A versão original de essa história apareceu em Revista Quanta.
Os cientistas perceberam que no solo e nas rochas sob nossos pés existe uma vasta biosfera com um volume global quase o dobro de todos os oceanos do mundo. Pouco se sabe sobre estes organismos subterrâneos, que representam a maior parte da massa microbiana do planeta e cuja diversidade pode exceder a das formas de vida que vivem na superfície. A sua existência acarreta um grande enigma: os investigadores têm frequentemente assumido que muitos desses reinos subterrâneos são zonas mortas com deficiência de oxigénio, habitadas apenas por micróbios primitivos que mantêm a sua existência. metabolismo em ritmo acelerado e raspando vestígios de nutrientes. À medida que esses recursos se esgotam, pensava-se, o ambiente subterrâneo deveria tornar-se sem vida com maior profundidade.

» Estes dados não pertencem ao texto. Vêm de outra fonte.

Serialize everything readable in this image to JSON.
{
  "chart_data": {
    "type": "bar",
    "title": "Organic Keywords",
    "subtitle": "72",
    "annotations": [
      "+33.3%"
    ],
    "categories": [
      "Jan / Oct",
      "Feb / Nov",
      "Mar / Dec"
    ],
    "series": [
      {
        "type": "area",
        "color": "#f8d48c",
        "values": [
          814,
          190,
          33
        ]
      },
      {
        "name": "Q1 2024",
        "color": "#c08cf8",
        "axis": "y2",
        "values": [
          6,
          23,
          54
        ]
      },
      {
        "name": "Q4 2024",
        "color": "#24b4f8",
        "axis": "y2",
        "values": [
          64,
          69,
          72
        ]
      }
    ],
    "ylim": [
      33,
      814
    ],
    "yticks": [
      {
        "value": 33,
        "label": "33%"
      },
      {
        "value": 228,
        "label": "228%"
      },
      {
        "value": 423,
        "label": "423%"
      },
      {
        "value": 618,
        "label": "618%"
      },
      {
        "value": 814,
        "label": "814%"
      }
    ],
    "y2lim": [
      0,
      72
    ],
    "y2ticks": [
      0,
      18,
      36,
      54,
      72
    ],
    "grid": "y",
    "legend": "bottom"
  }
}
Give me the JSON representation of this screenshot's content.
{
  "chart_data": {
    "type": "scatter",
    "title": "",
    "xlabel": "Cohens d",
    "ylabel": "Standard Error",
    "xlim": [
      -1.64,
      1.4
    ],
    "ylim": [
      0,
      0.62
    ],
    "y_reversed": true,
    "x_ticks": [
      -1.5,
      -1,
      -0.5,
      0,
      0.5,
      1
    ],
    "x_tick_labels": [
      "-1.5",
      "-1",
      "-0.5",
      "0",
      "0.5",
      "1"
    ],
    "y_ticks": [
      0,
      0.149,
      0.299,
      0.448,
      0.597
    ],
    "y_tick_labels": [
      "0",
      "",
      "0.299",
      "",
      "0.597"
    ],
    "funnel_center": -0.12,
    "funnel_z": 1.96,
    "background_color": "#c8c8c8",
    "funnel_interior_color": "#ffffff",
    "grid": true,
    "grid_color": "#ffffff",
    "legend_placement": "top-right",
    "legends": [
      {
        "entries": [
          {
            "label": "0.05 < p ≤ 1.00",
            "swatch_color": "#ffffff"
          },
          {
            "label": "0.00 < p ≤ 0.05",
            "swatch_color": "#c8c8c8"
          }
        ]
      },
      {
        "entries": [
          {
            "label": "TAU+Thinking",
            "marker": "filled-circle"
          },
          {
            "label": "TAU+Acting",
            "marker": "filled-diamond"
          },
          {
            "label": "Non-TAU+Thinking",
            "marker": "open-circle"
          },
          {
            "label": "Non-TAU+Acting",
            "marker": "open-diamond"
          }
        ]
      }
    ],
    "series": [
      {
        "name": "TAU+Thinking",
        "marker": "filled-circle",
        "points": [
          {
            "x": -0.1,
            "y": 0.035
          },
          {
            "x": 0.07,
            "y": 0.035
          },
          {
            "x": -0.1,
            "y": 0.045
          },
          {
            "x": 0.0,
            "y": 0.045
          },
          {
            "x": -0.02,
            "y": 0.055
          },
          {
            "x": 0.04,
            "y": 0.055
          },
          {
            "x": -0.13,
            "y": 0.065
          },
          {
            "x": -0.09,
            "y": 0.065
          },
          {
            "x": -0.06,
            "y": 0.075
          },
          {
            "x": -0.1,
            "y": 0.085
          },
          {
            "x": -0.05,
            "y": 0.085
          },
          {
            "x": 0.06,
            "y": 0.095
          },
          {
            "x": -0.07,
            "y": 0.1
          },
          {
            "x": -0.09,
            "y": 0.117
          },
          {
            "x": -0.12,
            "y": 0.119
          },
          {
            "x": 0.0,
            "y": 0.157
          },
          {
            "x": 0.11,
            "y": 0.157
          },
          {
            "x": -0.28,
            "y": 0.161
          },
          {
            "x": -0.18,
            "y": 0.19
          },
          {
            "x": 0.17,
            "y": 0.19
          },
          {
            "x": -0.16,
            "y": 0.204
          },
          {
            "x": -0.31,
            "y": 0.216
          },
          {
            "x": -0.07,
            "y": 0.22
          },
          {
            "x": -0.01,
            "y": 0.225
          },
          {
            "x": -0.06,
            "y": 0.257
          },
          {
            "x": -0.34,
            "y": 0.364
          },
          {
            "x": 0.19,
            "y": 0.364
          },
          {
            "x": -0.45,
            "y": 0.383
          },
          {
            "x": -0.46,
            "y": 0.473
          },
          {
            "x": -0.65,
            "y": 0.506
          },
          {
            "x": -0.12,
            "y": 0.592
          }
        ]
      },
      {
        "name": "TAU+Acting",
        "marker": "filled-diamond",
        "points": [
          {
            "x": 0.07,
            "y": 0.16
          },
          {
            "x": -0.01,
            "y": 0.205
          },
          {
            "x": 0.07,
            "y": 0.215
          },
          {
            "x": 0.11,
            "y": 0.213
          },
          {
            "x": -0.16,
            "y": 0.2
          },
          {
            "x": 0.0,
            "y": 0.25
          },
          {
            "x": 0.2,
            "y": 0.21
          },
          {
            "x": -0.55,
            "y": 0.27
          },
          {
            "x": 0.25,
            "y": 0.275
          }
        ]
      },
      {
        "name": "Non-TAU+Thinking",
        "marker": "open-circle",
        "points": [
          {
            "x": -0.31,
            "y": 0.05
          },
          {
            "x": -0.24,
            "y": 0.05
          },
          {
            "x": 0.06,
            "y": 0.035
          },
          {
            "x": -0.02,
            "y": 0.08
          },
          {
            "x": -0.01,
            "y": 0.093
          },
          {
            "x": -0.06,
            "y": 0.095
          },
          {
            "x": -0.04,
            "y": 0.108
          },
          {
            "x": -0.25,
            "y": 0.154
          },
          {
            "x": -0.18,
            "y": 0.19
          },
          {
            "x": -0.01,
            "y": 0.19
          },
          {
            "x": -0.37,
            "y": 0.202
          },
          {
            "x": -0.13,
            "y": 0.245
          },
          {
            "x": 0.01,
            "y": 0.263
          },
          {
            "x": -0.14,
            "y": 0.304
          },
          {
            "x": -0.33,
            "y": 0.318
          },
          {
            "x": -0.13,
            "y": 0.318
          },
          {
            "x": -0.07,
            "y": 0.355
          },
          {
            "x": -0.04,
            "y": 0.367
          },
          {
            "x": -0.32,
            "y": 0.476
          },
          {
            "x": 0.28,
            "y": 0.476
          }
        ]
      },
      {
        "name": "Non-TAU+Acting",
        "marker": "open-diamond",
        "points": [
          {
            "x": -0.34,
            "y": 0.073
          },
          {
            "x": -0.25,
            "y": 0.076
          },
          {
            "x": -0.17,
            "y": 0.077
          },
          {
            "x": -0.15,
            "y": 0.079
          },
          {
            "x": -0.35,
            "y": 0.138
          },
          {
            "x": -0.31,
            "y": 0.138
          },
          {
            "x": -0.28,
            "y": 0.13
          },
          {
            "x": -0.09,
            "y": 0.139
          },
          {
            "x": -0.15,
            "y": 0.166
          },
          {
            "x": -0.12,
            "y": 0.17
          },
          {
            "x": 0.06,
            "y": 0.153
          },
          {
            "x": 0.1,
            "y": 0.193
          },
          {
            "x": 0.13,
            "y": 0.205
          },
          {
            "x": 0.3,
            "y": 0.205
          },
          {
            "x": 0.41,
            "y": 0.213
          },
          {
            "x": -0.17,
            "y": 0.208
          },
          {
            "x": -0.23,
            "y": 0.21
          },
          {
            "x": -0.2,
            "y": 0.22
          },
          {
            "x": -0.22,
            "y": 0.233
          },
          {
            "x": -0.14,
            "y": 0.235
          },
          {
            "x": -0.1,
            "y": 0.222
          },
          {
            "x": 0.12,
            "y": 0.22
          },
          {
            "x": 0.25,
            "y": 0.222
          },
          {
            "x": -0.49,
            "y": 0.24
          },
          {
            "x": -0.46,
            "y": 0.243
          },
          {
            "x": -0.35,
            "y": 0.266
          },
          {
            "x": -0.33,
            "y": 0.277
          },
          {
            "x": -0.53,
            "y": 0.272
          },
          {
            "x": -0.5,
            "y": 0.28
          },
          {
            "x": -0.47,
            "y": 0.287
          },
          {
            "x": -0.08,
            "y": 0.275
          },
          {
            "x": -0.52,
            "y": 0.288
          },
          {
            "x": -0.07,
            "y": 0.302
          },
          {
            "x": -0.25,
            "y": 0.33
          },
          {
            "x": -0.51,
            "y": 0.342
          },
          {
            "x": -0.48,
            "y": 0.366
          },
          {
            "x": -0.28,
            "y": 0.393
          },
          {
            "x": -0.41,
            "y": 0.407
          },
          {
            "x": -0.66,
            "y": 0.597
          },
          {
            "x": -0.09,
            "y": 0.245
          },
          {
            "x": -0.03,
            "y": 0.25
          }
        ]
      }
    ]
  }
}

Em nova pesquisa publicado em junho em Comunicações da Natureza, os pesquisadores apresentaram evidências que desafiam essas suposições. Em reservatórios de água subterrânea 200 metros abaixo dos campos de combustíveis fósseis de Alberta, no Canadá, descobriram micróbios abundantes que produzem quantidades inesperadamente grandes de oxigénio, mesmo na ausência de luz. Os micróbios geram e liberam tanto do que os pesquisadores chamam de “oxigênio escuro” que é como descobrir “a escala de oxigênio proveniente da fotossíntese na floresta amazônica”, disse Karen Lloyd, microbiologista de subsuperfície da Universidade do Tennessee que não fez parte do estudo. A quantidade de gás que se difunde para fora das células é tão grande que parece criar condições favoráveis para a vida dependente de oxigénio nas águas subterrâneas e nos estratos circundantes.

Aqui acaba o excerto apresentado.